Жак смотрел на меня с удивлением.
-- Для чего ты его сюда повесил, Даниэль? Этот трофей воинствующего апаша очень безобразен. Мы точно скальпировали какого-то полишинеля.
Я ответил очень серьезно:
-- Нет, Жак! Это не трофей! Это мое раскаяние, видимое и осязаемое, которое я хочу видеть всегда перед собой.
Тень горькой улыбки скользнула по губам Жака, но он тотчас же принял свой прежний веселый. вид.
-- Ну, оставим все это:.. Теперь, когда ты умылся и я опять вижу твою милую мордашку, давай скорее ужинать, мой кудрявый мальчик, -- я умираю с голоду.
Это была неправда. Он совсем не был голоден, так же, как и я, разумеется. Напрасно я старался делать вид, что ужин мне очень нравился, -- всё, что я ел, становилось у меня поперек горла, и, несмотря на все усилия казаться спокойным, я обливал пирог молчаливыми слезами. Жак, искоса поглядывавший на меня, спросил:
-- Но почему же ты плачешь?.. Может быть, жалеешь, что ты сейчас здесь? Сердишься на меня за то, что я тебя увёз оттуда?..
Я печально ответил:
-- Ты обижаешь меня такими словами, Жак! Но я сам дал тебе право говорить мне все, что угодно...
Некоторое время мы продолжали еще ужинать, или, вернее, делать вид, что ужинаем.

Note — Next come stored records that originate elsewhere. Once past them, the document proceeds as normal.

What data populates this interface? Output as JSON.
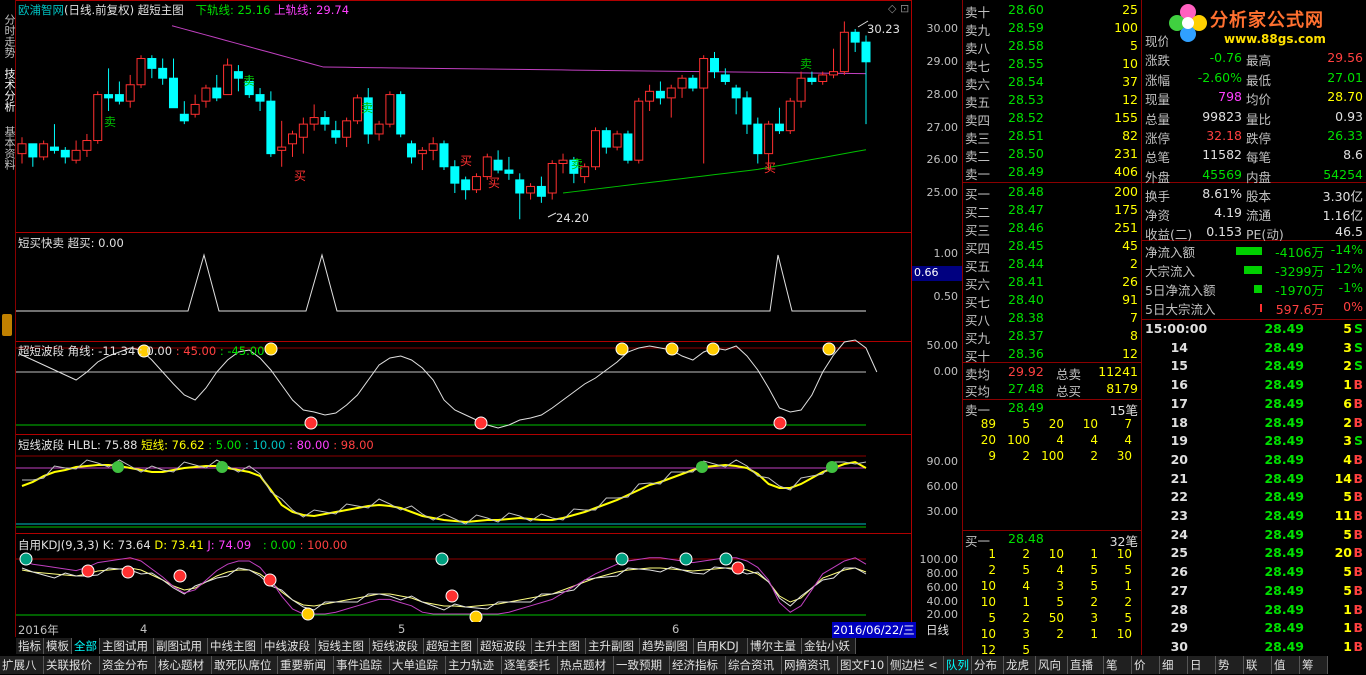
{
  "header": {
    "title": "欧浦智网",
    "subtitle": "(日线.前复权)",
    "indicator": "超短主图",
    "lower_label": "下轨线: 25.16",
    "upper_label": "上轨线: 29.74"
  },
  "left_tabs": [
    "分时走势",
    "技术分析",
    "基本资料"
  ],
  "main_axis": [
    "30.00",
    "29.00",
    "28.00",
    "27.00",
    "26.00",
    "25.00"
  ],
  "annotations": {
    "high": "30.23",
    "low": "24.20"
  },
  "panels": [
    {
      "title": "短买快卖",
      "sub": "超买: 0.00",
      "axis": [
        "1.00",
        "0.50"
      ],
      "marker": "0.66"
    },
    {
      "title": "超短波段",
      "sub": "角线: -11.34",
      "v1": ": 0.00",
      "v2": ": 45.00",
      "v3": ": -45.00",
      "axis": [
        "50.00",
        "0.00"
      ]
    },
    {
      "title": "短线波段",
      "sub": "HLBL: 75.88",
      "v1": "短线: 76.62",
      "v2": ": 5.00",
      "v3": ": 10.00",
      "v4": ": 80.00",
      "v5": ": 98.00",
      "axis": [
        "90.00",
        "60.00",
        "30.00"
      ]
    },
    {
      "title": "自用KDJ(9,3,3)",
      "k": "K: 73.64",
      "d": "D: 73.41",
      "j": "J: 74.09",
      "v1": ": 0.00",
      "v2": ": 100.00",
      "axis": [
        "100.00",
        "80.00",
        "60.00",
        "40.00",
        "20.00"
      ]
    }
  ],
  "date_axis": {
    "labels": [
      "2016年",
      "4",
      "5",
      "6"
    ],
    "current": "2016/06/22/三"
  },
  "period": "日线",
  "sell": [
    {
      "l": "卖十",
      "p": "28.60",
      "v": "25"
    },
    {
      "l": "卖九",
      "p": "28.59",
      "v": "100"
    },
    {
      "l": "卖八",
      "p": "28.58",
      "v": "5"
    },
    {
      "l": "卖七",
      "p": "28.55",
      "v": "10"
    },
    {
      "l": "卖六",
      "p": "28.54",
      "v": "37"
    },
    {
      "l": "卖五",
      "p": "28.53",
      "v": "12"
    },
    {
      "l": "卖四",
      "p": "28.52",
      "v": "155"
    },
    {
      "l": "卖三",
      "p": "28.51",
      "v": "82"
    },
    {
      "l": "卖二",
      "p": "28.50",
      "v": "231"
    },
    {
      "l": "卖一",
      "p": "28.49",
      "v": "406"
    }
  ],
  "buy": [
    {
      "l": "买一",
      "p": "28.48",
      "v": "200"
    },
    {
      "l": "买二",
      "p": "28.47",
      "v": "175"
    },
    {
      "l": "买三",
      "p": "28.46",
      "v": "251"
    },
    {
      "l": "买四",
      "p": "28.45",
      "v": "45"
    },
    {
      "l": "买五",
      "p": "28.44",
      "v": "2"
    },
    {
      "l": "买六",
      "p": "28.41",
      "v": "26"
    },
    {
      "l": "买七",
      "p": "28.40",
      "v": "91"
    },
    {
      "l": "买八",
      "p": "28.38",
      "v": "7"
    },
    {
      "l": "买九",
      "p": "28.37",
      "v": "8"
    },
    {
      "l": "买十",
      "p": "28.36",
      "v": "12"
    }
  ],
  "avg": {
    "sell_avg_label": "卖均",
    "sell_avg": "29.92",
    "total_sell_label": "总卖",
    "total_sell": "11241",
    "buy_avg_label": "买均",
    "buy_avg": "27.48",
    "total_buy_label": "总买",
    "total_buy": "8179"
  },
  "sell1_queue": {
    "label": "卖一",
    "price": "28.49",
    "count": "15笔",
    "rows": [
      [
        "89",
        "5",
        "20",
        "10",
        "7"
      ],
      [
        "20",
        "100",
        "4",
        "4",
        "4"
      ],
      [
        "9",
        "2",
        "100",
        "2",
        "30"
      ]
    ]
  },
  "buy1_queue": {
    "label": "买一",
    "price": "28.48",
    "count": "32笔",
    "rows": [
      [
        "1",
        "2",
        "10",
        "1",
        "10"
      ],
      [
        "2",
        "5",
        "4",
        "5",
        "5"
      ],
      [
        "10",
        "4",
        "3",
        "5",
        "1"
      ],
      [
        "10",
        "1",
        "5",
        "2",
        "2"
      ],
      [
        "5",
        "2",
        "50",
        "3",
        "5"
      ],
      [
        "10",
        "3",
        "2",
        "1",
        "10"
      ],
      [
        "12",
        "5",
        "",
        "",
        ""
      ]
    ]
  },
  "stats": [
    {
      "a": "现价",
      "av": "",
      "b": "",
      "bv": ""
    },
    {
      "a": "涨跌",
      "av": "-0.76",
      "b": "最高",
      "bv": "29.56"
    },
    {
      "a": "涨幅",
      "av": "-2.60%",
      "b": "最低",
      "bv": "27.01"
    },
    {
      "a": "现量",
      "av": "798",
      "b": "均价",
      "bv": "28.70"
    },
    {
      "a": "总量",
      "av": "99823",
      "b": "量比",
      "bv": "0.93"
    },
    {
      "a": "涨停",
      "av": "32.18",
      "b": "跌停",
      "bv": "26.33"
    },
    {
      "a": "总笔",
      "av": "11582",
      "b": "每笔",
      "bv": "8.6"
    },
    {
      "a": "外盘",
      "av": "45569",
      "b": "内盘",
      "bv": "54254"
    },
    {
      "a": "换手",
      "av": "8.61%",
      "b": "股本",
      "bv": "3.30亿"
    },
    {
      "a": "净资",
      "av": "4.19",
      "b": "流通",
      "bv": "1.16亿"
    },
    {
      "a": "收益(二)",
      "av": "0.153",
      "b": "PE(动)",
      "bv": "46.5"
    }
  ],
  "flows": [
    {
      "l": "净流入额",
      "v": "-4106万",
      "p": "-14%"
    },
    {
      "l": "大宗流入",
      "v": "-3299万",
      "p": "-12%"
    },
    {
      "l": "5日净流入额",
      "v": "-1970万",
      "p": "-1%"
    },
    {
      "l": "5日大宗流入",
      "v": "597.6万",
      "p": "0%"
    }
  ],
  "ticks": [
    {
      "t": "15:00:00",
      "p": "28.49",
      "v": "5",
      "d": "S"
    },
    {
      "t": "14",
      "p": "28.49",
      "v": "3",
      "d": "S"
    },
    {
      "t": "15",
      "p": "28.49",
      "v": "2",
      "d": "S"
    },
    {
      "t": "16",
      "p": "28.49",
      "v": "1",
      "d": "B"
    },
    {
      "t": "17",
      "p": "28.49",
      "v": "6",
      "d": "B"
    },
    {
      "t": "18",
      "p": "28.49",
      "v": "2",
      "d": "B"
    },
    {
      "t": "19",
      "p": "28.49",
      "v": "3",
      "d": "S"
    },
    {
      "t": "20",
      "p": "28.49",
      "v": "4",
      "d": "B"
    },
    {
      "t": "21",
      "p": "28.49",
      "v": "14",
      "d": "B"
    },
    {
      "t": "22",
      "p": "28.49",
      "v": "5",
      "d": "B"
    },
    {
      "t": "23",
      "p": "28.49",
      "v": "11",
      "d": "B"
    },
    {
      "t": "24",
      "p": "28.49",
      "v": "5",
      "d": "B"
    },
    {
      "t": "25",
      "p": "28.49",
      "v": "20",
      "d": "B"
    },
    {
      "t": "26",
      "p": "28.49",
      "v": "5",
      "d": "B"
    },
    {
      "t": "27",
      "p": "28.49",
      "v": "5",
      "d": "B"
    },
    {
      "t": "28",
      "p": "28.49",
      "v": "1",
      "d": "B"
    },
    {
      "t": "29",
      "p": "28.49",
      "v": "1",
      "d": "B"
    },
    {
      "t": "30",
      "p": "28.49",
      "v": "1",
      "d": "B"
    }
  ],
  "logo": {
    "text": "分析家公式网",
    "url": "www.88gs.com"
  },
  "tabs_indicator": [
    "指标",
    "模板",
    "全部",
    "主图试用",
    "副图试用",
    "中线主图",
    "中线波段",
    "短线主图",
    "短线波段",
    "超短主图",
    "超短波段",
    "主升主图",
    "主升副图",
    "趋势副图",
    "自用KDJ",
    "博尔主量",
    "金钻小妖"
  ],
  "tabs_bottom": [
    "扩展八",
    "关联报价",
    "资金分布",
    "核心题材",
    "敢死队席位",
    "重要新闻",
    "事件追踪",
    "大单追踪",
    "主力轨迹",
    "逐笔委托",
    "热点题材",
    "一致预期",
    "经济指标",
    "综合资讯",
    "网摘资讯",
    "图文F10",
    "侧边栏 <",
    "队列",
    "分布",
    "龙虎",
    "风向",
    "直播",
    "笔",
    "价",
    "细",
    "日",
    "势",
    "联",
    "值",
    "筹"
  ],
  "colors": {
    "up": "#ff3030",
    "down": "#00ffff",
    "ma": "#c040c0",
    "lower": "#00c000",
    "bg": "#000000",
    "grid": "#8b0000"
  },
  "candles": [
    [
      26.2,
      26.7,
      25.9,
      26.5
    ],
    [
      26.5,
      26.5,
      25.8,
      26.1
    ],
    [
      26.1,
      26.6,
      26,
      26.5
    ],
    [
      26.4,
      27.1,
      26.2,
      26.3
    ],
    [
      26.3,
      26.4,
      25.9,
      26.1
    ],
    [
      26,
      26.6,
      25.9,
      26.3
    ],
    [
      26.3,
      26.8,
      26.1,
      26.6
    ],
    [
      26.6,
      28.1,
      26.5,
      28
    ],
    [
      28,
      28.8,
      27.5,
      27.9
    ],
    [
      28,
      28.4,
      27.7,
      27.8
    ],
    [
      27.8,
      28.6,
      27.6,
      28.3
    ],
    [
      28.3,
      29.2,
      28.2,
      29.1
    ],
    [
      29.1,
      29.2,
      28.5,
      28.8
    ],
    [
      28.8,
      29.1,
      28.3,
      28.5
    ],
    [
      28.5,
      29.1,
      27.6,
      27.6
    ],
    [
      27.4,
      27.8,
      27.1,
      27.2
    ],
    [
      27.4,
      28,
      27.3,
      27.7
    ],
    [
      27.8,
      28.3,
      27.6,
      28.2
    ],
    [
      28.2,
      28.6,
      27.8,
      27.9
    ],
    [
      28,
      29.1,
      28,
      28.9
    ],
    [
      28.7,
      28.9,
      28.1,
      28.5
    ],
    [
      28.4,
      28.6,
      27.9,
      28
    ],
    [
      28,
      28.2,
      27.5,
      27.8
    ],
    [
      27.8,
      28.1,
      26.1,
      26.2
    ],
    [
      26.3,
      27.2,
      25.8,
      26.4
    ],
    [
      26.5,
      26.9,
      26.1,
      26.8
    ],
    [
      26.7,
      27.3,
      26.2,
      27.1
    ],
    [
      27.1,
      27.7,
      26.9,
      27.3
    ],
    [
      27.3,
      27.5,
      26.9,
      27.1
    ],
    [
      26.9,
      27.2,
      26.5,
      26.7
    ],
    [
      26.7,
      27.3,
      26.4,
      27.2
    ],
    [
      27.2,
      28,
      27.1,
      27.9
    ],
    [
      27.9,
      28.2,
      26.5,
      26.8
    ],
    [
      26.8,
      27.2,
      26.6,
      27.1
    ],
    [
      27.1,
      28.1,
      27,
      28
    ],
    [
      28,
      28.1,
      26.7,
      26.8
    ],
    [
      26.5,
      26.6,
      25.9,
      26.1
    ],
    [
      26.2,
      26.4,
      25.7,
      26.3
    ],
    [
      26.3,
      26.7,
      26,
      26.5
    ],
    [
      26.5,
      26.6,
      25.7,
      25.8
    ],
    [
      25.8,
      26,
      25,
      25.3
    ],
    [
      25.4,
      25.5,
      24.8,
      25.1
    ],
    [
      25.1,
      25.6,
      25,
      25.5
    ],
    [
      25.5,
      26.2,
      25.4,
      26.1
    ],
    [
      26,
      26.3,
      25.6,
      25.7
    ],
    [
      25.7,
      26.1,
      25.4,
      25.6
    ],
    [
      25.4,
      25.6,
      24.2,
      25
    ],
    [
      25,
      25.3,
      24.8,
      25.2
    ],
    [
      25.2,
      25.5,
      24.7,
      24.9
    ],
    [
      25,
      26,
      24.8,
      25.9
    ],
    [
      25.9,
      26.2,
      25.6,
      26
    ],
    [
      26,
      26.1,
      25.3,
      25.6
    ],
    [
      25.5,
      25.9,
      25.3,
      25.8
    ],
    [
      25.8,
      27,
      25.7,
      26.9
    ],
    [
      26.9,
      27,
      26.2,
      26.4
    ],
    [
      26.4,
      26.9,
      26.3,
      26.8
    ],
    [
      26.8,
      26.9,
      25.9,
      26
    ],
    [
      26,
      27.9,
      25.9,
      27.8
    ],
    [
      27.8,
      28.3,
      27.5,
      28.1
    ],
    [
      28.1,
      28.4,
      27.7,
      27.9
    ],
    [
      27.9,
      28.3,
      27.3,
      28.2
    ],
    [
      28.2,
      28.6,
      27.9,
      28.5
    ],
    [
      28.5,
      28.6,
      28.1,
      28.2
    ],
    [
      28.2,
      29.2,
      25.9,
      29.1
    ],
    [
      29.1,
      29.3,
      28.5,
      28.7
    ],
    [
      28.6,
      28.8,
      28.3,
      28.4
    ],
    [
      28.2,
      28.3,
      27.4,
      27.9
    ],
    [
      27.9,
      28.1,
      26.8,
      27.1
    ],
    [
      27.1,
      27.3,
      25.9,
      26.2
    ],
    [
      26.2,
      27.2,
      25.7,
      27.1
    ],
    [
      27.1,
      27.6,
      26.8,
      26.9
    ],
    [
      26.9,
      27.9,
      26.8,
      27.8
    ],
    [
      27.8,
      28.7,
      27.6,
      28.5
    ],
    [
      28.5,
      28.7,
      28.3,
      28.4
    ],
    [
      28.4,
      28.7,
      28.3,
      28.6
    ],
    [
      28.6,
      29.4,
      28.5,
      28.7
    ],
    [
      28.7,
      30.23,
      28.6,
      29.9
    ],
    [
      29.9,
      30,
      29.3,
      29.6
    ],
    [
      29.6,
      29.8,
      27.1,
      29
    ]
  ]
}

В конце концов Жак, которому надоела эта комедия, оттолкнул свою тарелку и встал.
-- Нет, ужин не клеится, ничего не поделаешь... Лучше ляжем спать...
Говорят, что тревога и сон -- плохие товарищи. В ту ночь, я убедился в этом. Меня тревожила и мучила мысль о всем том зле, которое я причинил Жаку в благодарность за сделанное им мне добро; я сравнивал свою жизнь с его жизнью; мой эгоизм с его самоотвержением, свою душу трусливого ребенка с его сердцем героя, девизом которого было: "Высшее счастье человека -- в счастье других". Я говорил себе: "Моя жизнь испорчена, я потерял доверие Жака, любовь Чёрных глаз, уважение к самому себе. Что будет со мной?.."
Эти тревожные мысли не давали мне уснуть до самого утра. Жак тоже не спал. Я слышал, как он переворачивался с боку на бок и кашлял сухим, отрывистым кашлем, от которого слезы навертывались у меня на глазах. Раз я тихонько спросил его:
-- Ты так сильно кашляешь, Жак... Ты нездоров? На что он ответил:
-- Ничего, ничего... Спи! -- Но по его тону я понял, что он сердится на меня больше, чем хочет показать. Эта мысль усилила моё горе, и я принялся втихомолку плакать под одеялом и плакал так горько, что в конце концов заснул. Если тревога гонит сон, то слезы являются хорошим наркотиком.
Когда я проснулся, был уже день. Жака рядом со мной не было. Я подумал, что он куда-нибудь ушел, но, раздвинув занавески, увидел, что он лежит в другом конце комнаты на диване, бледный, смертельно бледный... Ужасная мысль мелькнула у меня в голове...
-- Жак! -- крикнул я, бросаясь к нему...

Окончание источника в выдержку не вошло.